Célèbre pour son rôle de vieux flic grincheux dans "L’Arme fatale", l’acteur Danny Glover continue de se battre, mais loin des plateaux de cinéma. Il était à Paris mercredi 12 octobre pour soutenir des salariés américains de Nissan. À l’occasion du Salon de l’automobile, il en a profité pour dénoncer les pratiques de l’entreprise, dont Renault est le principal actionnaire, dans son usine de Canton, dans le sud des États-Unis.

"Canton est une très grande usine. Elle fait des pièces détachées pour toute l'Amérique du Nord. Les ouvriers essayent depuis des années d'organiser un vote pour créer un syndicat, mais on les menace de fermer l'usine", a-t-il ainsi expliqué sur l’antenne de BFM Business.
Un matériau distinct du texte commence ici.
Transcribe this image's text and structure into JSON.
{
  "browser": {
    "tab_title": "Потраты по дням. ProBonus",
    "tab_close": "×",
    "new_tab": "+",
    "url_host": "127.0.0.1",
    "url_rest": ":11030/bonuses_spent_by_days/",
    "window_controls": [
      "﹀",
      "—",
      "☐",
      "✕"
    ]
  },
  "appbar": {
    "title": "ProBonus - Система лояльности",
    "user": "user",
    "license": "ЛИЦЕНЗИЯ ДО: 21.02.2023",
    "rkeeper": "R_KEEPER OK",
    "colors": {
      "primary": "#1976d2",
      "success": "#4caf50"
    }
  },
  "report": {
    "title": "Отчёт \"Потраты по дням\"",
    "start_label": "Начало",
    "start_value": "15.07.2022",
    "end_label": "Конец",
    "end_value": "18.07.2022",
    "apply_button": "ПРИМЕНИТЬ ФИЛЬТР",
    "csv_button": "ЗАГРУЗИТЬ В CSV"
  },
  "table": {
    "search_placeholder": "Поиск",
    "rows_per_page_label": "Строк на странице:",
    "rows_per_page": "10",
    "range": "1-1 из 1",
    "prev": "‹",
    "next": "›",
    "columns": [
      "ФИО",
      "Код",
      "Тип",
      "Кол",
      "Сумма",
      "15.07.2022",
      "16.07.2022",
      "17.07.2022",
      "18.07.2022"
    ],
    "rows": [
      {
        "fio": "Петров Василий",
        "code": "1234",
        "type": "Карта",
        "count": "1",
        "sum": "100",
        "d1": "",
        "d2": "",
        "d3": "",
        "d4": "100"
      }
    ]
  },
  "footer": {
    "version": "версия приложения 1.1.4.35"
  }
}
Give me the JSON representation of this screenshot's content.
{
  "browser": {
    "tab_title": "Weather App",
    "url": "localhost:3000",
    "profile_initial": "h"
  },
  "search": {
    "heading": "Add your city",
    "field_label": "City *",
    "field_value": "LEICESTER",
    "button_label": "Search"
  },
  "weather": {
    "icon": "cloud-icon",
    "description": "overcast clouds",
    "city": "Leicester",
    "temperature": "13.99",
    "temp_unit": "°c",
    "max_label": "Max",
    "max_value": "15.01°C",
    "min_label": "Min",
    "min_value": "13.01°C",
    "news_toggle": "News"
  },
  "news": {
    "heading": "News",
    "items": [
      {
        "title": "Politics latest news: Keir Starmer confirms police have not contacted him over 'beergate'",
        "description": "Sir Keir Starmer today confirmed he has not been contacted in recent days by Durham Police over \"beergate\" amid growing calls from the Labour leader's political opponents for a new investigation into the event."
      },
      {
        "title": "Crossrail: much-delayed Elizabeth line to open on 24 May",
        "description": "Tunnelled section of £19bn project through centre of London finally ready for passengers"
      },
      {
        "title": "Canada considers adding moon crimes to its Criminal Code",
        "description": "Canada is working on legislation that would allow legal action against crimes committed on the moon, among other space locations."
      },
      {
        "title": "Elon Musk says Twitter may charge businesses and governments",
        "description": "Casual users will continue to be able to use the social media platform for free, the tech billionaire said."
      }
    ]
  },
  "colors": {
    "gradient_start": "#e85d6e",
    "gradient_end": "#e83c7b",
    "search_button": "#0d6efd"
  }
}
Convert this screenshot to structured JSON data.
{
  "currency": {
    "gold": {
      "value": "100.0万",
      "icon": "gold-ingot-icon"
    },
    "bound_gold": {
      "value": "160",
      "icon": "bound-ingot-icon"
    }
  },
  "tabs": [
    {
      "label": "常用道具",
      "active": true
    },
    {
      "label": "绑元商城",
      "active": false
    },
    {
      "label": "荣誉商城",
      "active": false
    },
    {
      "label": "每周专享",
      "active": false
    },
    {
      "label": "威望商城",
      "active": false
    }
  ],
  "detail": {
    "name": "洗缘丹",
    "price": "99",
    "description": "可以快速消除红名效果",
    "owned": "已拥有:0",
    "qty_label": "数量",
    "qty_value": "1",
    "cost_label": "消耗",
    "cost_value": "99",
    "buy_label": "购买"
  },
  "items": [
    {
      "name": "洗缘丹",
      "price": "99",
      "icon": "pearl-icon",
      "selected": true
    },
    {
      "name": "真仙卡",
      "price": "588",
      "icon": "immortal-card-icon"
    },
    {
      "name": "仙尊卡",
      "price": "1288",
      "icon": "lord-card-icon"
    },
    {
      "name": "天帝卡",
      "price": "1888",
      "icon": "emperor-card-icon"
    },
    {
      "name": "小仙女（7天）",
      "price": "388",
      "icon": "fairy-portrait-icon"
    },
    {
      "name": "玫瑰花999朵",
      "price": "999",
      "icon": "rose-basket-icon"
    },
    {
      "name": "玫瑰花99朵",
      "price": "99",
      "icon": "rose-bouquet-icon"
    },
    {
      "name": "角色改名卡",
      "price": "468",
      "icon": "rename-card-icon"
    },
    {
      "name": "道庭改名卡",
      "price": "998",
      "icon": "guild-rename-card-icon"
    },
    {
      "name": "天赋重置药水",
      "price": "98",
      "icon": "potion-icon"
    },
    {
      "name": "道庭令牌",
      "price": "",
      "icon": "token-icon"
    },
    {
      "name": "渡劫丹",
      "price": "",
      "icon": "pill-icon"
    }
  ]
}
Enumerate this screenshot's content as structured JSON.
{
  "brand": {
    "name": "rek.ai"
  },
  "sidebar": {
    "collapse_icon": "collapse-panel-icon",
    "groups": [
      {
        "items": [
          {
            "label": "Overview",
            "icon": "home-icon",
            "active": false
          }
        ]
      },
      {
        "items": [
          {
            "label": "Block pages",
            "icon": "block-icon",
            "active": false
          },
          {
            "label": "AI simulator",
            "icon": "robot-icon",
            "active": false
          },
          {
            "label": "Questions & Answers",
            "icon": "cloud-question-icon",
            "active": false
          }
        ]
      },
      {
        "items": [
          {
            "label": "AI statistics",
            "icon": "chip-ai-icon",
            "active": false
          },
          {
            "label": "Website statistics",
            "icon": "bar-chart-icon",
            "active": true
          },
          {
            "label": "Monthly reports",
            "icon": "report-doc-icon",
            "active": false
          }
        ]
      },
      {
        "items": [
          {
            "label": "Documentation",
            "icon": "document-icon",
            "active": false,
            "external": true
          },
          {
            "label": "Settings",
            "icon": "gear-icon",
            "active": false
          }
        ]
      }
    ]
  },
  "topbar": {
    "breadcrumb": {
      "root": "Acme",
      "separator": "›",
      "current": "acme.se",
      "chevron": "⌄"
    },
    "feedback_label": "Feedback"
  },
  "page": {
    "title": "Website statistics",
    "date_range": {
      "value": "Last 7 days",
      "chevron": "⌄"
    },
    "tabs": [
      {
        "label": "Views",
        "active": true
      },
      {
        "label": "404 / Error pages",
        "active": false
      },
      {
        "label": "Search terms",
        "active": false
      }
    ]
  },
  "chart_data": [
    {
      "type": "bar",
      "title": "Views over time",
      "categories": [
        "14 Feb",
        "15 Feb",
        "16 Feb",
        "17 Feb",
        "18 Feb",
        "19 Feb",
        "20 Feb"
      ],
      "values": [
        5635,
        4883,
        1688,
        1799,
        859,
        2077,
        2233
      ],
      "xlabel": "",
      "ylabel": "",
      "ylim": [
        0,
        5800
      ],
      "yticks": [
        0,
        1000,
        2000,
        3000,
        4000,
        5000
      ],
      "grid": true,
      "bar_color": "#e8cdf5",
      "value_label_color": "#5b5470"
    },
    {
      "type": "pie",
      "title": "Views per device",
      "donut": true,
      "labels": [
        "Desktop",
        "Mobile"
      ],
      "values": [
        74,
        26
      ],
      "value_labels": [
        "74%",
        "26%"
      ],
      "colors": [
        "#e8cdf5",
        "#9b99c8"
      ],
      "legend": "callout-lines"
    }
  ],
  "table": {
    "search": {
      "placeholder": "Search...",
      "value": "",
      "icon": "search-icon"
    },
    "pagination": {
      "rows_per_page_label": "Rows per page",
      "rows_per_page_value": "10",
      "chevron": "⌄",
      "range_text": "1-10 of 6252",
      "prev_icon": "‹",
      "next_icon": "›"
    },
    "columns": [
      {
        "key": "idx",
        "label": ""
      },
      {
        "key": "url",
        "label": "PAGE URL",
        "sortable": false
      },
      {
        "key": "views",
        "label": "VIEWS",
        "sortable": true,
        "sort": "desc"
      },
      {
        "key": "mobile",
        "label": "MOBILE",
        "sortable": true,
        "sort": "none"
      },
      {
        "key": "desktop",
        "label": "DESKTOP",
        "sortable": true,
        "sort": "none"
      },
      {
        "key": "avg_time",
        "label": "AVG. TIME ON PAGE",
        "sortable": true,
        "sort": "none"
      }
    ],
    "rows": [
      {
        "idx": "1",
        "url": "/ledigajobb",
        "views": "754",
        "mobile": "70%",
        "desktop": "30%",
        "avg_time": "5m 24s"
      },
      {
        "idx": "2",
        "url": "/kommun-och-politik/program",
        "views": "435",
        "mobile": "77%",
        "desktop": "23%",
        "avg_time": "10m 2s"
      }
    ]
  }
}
Comme le précise le site du Monde, depuis 12 ans la direction de cet établissement "empêche de fait la tenue d’un référendum – préalable, selon les règles du Mississippi –, à la création d’une section syndicale". Selon Morris Mock, un ouvrier de l’usine, lui aussi présent à Paris avec Danny Glover, les employés ont subi des manœuvres d’intimidation pour arrêter leur protestation. "Je prends de gros risques en venant ici. Je comprends que les gens pensent à leur famille d’abord, mais ce que fait Nissan là-bas est illégal", a-t-il décrit au quotidien français.

Dans ce combat, Danny Glover a reçu le soutien de plusieurs parlementaires français, ainsi que celui de syndicats comme la CGT, FO et la CFDT. Il espère aussi sensibiliser à cette cause l’État français, qui a une participation de près de 20 % dans Renault.

Du côté de Nissan, l’entreprise conteste les accusations des ouvriers. "En juin dernier, la venue d'une délégation de syndicalistes américains n'a rien donné, Carlos Ghosn, le PDG du groupe Renault-Nissan, n'ayant pas souhaité les recevoir", précise le site de France Info.